Problems with Skill Challenges

Ill Met in Ylraphon uses a lot of skill challenges (or a similar mechanic) in its text. I didn’t discuss them in the review, but the skill challenge is a form of mechanic that I dislike intensely, mainly because most people use it so badly!

For those unfamiliar with the mechanic, the basic way is to describe a challenge as a sequence of skill checks, where the players can explain how they attempt the challenge, roll an appropriate check, and the DM narrates the progressive outcome, with the players trying to achieve X successes before Y failures. (The 4E version was before 3 failures).

This runs into several problems. The main one that afflicts most skill challenges is that the mathematics is lousy. Making a sequence of ability checks is *hard* when the DCs are 15 or higher, and they’re typically set too high.

(This was very true in 4E).

Another problem that afflicts them is that the interim states are rarely that interesting. A good example of a challenge resolved with ability (skill) checks is the chases in the 5E DMG; they have interesting interim steps that allow players to adjust tactics and see the changing situation.

Unfortunately, many skill challenge don’t describe interim states. Instead, they are presented as a simple mathematical challenge: Can you make X successful checks before 3 failures. There is no sense of progressing – either towards success or failure – except for the result of the roll.

As a result, the DM has to do a LOT of work to make them interesting. Not all DMs are up to the challenge.

Occasionally, they can be seen as a tool for creativity. The player describes an action, you work out what skill applies, and they make the check. That is nice when it works.

To run a skill challenge well, I feel it needs to create a narrative. For the players to feel the rising pressure from each roll – but, not only that, to know that their decisions are making an impact. If you are just rolling dice, then you’re not making decisions.

Ask yourself why you are making each roll. What do you hope it achieves? As the DM, I want guidance beyond merely “I make an Intelligence (Nature) check”.

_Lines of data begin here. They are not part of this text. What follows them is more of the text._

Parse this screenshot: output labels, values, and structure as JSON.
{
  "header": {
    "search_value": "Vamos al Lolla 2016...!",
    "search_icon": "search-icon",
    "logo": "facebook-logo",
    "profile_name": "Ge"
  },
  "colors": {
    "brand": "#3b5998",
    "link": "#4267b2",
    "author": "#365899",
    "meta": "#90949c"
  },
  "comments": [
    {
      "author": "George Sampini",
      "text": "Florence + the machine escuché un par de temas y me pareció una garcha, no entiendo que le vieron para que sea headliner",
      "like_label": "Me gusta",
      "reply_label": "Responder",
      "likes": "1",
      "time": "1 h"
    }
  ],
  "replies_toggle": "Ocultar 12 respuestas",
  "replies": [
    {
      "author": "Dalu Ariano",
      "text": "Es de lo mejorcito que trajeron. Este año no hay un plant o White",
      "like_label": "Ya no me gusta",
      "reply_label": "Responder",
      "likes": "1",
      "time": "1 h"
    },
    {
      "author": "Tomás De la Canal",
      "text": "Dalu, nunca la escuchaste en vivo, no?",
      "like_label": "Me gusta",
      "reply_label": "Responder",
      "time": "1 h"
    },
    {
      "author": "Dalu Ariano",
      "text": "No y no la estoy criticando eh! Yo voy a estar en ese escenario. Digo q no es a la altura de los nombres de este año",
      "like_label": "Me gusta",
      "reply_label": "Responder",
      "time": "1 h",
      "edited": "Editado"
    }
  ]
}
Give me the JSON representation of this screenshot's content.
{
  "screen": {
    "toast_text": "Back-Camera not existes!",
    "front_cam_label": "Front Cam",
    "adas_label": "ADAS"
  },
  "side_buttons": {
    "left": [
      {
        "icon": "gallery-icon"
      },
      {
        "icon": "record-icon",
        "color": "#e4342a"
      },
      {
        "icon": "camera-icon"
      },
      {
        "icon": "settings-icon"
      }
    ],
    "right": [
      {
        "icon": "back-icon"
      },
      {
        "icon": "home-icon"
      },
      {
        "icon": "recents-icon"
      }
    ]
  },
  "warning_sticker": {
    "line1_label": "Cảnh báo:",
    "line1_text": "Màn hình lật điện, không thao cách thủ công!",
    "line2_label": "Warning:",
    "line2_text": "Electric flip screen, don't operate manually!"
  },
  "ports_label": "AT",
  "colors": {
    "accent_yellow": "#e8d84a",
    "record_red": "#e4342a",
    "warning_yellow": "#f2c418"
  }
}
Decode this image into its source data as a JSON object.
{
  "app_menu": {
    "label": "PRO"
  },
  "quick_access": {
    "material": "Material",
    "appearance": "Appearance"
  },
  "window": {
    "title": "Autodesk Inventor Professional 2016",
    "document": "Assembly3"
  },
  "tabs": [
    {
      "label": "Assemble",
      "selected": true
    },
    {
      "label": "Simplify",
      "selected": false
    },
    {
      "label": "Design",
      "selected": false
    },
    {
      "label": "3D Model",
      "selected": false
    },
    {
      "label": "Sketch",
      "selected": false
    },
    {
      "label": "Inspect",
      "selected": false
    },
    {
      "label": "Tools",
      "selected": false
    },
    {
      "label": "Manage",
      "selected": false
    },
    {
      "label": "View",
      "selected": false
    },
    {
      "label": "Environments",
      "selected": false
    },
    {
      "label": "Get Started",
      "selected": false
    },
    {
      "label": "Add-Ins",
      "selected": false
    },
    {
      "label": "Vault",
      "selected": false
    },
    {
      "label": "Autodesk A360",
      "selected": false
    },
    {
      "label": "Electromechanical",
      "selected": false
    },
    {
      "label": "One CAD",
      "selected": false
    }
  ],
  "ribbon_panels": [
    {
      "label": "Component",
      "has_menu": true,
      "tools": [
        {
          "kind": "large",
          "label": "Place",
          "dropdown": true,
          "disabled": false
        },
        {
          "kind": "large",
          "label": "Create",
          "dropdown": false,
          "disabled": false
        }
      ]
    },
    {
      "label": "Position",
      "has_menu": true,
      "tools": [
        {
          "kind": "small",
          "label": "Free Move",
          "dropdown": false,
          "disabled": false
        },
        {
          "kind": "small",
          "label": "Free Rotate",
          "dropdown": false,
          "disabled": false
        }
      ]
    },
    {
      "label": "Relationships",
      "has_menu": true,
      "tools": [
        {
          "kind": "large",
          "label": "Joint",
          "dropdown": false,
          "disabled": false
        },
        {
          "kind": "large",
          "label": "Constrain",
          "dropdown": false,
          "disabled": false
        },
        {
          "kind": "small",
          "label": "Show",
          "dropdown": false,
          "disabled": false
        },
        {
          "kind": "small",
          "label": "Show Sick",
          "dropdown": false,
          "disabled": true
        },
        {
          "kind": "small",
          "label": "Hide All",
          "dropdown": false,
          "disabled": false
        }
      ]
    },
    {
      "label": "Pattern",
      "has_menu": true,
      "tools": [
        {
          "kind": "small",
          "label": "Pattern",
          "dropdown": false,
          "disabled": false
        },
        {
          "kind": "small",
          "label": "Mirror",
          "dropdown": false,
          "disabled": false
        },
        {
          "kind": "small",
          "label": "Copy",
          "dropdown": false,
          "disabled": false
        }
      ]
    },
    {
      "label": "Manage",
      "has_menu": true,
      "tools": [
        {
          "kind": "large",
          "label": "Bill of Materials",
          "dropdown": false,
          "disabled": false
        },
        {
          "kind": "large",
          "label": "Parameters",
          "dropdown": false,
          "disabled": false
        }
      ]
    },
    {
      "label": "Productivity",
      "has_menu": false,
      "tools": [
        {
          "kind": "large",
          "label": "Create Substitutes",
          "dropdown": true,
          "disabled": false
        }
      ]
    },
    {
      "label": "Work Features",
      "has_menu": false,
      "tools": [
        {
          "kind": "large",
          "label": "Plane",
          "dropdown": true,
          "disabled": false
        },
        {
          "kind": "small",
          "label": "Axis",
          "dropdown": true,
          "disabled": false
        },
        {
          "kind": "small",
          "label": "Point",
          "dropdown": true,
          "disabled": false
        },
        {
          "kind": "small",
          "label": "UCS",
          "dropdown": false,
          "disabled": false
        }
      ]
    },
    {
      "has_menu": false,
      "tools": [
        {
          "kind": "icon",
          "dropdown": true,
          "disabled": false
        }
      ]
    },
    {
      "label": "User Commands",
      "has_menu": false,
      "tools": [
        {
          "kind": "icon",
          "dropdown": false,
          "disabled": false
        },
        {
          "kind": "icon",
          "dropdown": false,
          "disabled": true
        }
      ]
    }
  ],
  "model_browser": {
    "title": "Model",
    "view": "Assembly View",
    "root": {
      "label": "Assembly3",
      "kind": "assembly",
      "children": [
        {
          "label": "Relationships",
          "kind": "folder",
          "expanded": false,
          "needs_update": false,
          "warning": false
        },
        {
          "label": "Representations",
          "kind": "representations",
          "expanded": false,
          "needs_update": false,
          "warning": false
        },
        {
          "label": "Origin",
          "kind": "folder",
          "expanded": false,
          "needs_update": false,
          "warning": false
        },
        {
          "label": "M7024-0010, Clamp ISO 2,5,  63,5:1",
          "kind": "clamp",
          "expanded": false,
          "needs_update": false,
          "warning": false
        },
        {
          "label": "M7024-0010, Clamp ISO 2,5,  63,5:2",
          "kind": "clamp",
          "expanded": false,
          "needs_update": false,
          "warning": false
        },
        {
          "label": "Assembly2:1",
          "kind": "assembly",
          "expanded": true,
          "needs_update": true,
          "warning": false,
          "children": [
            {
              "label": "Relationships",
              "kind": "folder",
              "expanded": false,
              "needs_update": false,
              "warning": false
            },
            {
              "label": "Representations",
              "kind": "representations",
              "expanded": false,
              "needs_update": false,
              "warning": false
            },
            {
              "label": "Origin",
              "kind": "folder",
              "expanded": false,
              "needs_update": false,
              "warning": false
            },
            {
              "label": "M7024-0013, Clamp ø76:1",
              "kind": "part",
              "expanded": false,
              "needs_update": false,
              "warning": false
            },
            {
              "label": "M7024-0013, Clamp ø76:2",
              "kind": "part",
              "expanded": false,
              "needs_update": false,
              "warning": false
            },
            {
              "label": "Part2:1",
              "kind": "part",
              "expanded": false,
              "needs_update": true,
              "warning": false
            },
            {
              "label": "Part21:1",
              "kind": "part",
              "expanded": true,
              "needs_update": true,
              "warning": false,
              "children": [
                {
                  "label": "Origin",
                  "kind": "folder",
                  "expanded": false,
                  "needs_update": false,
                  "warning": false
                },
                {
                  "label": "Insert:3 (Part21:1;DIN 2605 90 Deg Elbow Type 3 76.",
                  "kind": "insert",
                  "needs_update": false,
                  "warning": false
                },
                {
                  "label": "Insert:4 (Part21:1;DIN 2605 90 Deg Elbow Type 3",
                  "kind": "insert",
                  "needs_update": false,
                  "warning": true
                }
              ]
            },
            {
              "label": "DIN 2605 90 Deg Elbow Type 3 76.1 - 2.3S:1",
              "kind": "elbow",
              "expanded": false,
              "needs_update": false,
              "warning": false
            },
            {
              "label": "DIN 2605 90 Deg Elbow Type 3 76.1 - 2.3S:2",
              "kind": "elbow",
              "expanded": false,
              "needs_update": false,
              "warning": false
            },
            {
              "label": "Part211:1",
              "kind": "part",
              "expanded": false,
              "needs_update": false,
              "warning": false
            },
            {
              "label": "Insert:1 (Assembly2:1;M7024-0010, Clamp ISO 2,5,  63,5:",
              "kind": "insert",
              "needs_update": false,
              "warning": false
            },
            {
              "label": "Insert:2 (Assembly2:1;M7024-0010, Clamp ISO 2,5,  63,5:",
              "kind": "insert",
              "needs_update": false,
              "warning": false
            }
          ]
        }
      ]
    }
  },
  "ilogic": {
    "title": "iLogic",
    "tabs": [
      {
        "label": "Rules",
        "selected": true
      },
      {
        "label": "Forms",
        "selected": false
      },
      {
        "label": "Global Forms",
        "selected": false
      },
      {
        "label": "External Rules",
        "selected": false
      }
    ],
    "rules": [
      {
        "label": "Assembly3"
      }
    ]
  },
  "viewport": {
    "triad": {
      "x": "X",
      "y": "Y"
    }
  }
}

If there isn’t a reason, then there’s not much creativity. And, in a lot of skill challenges as-written, it was “guess the right skill to proceed.” That wasn’t that fun.

Interim states! Interim states! I want to see the effect of every roll and know that it has made a difference to the challenge. When the situation changes based on how the players are going so they have to change strategies!

And, with that, you really don’t have skill challenges as originally designed and used for the majority of the time they were active. A very few did that – Journey through the Silver Caves comes to mind – but most read as basic rolling.

There’s a chase in Ill Met that doesn’t use the 5E DMG rules for chases, but it doesn’t suck (as the skill checks are out of the way pretty quickly). The “find the agent” challenge? That doesn’t work so well.

So, do you want to try skill challenges? Put some thought into interim states, and the reasons you are making rolls.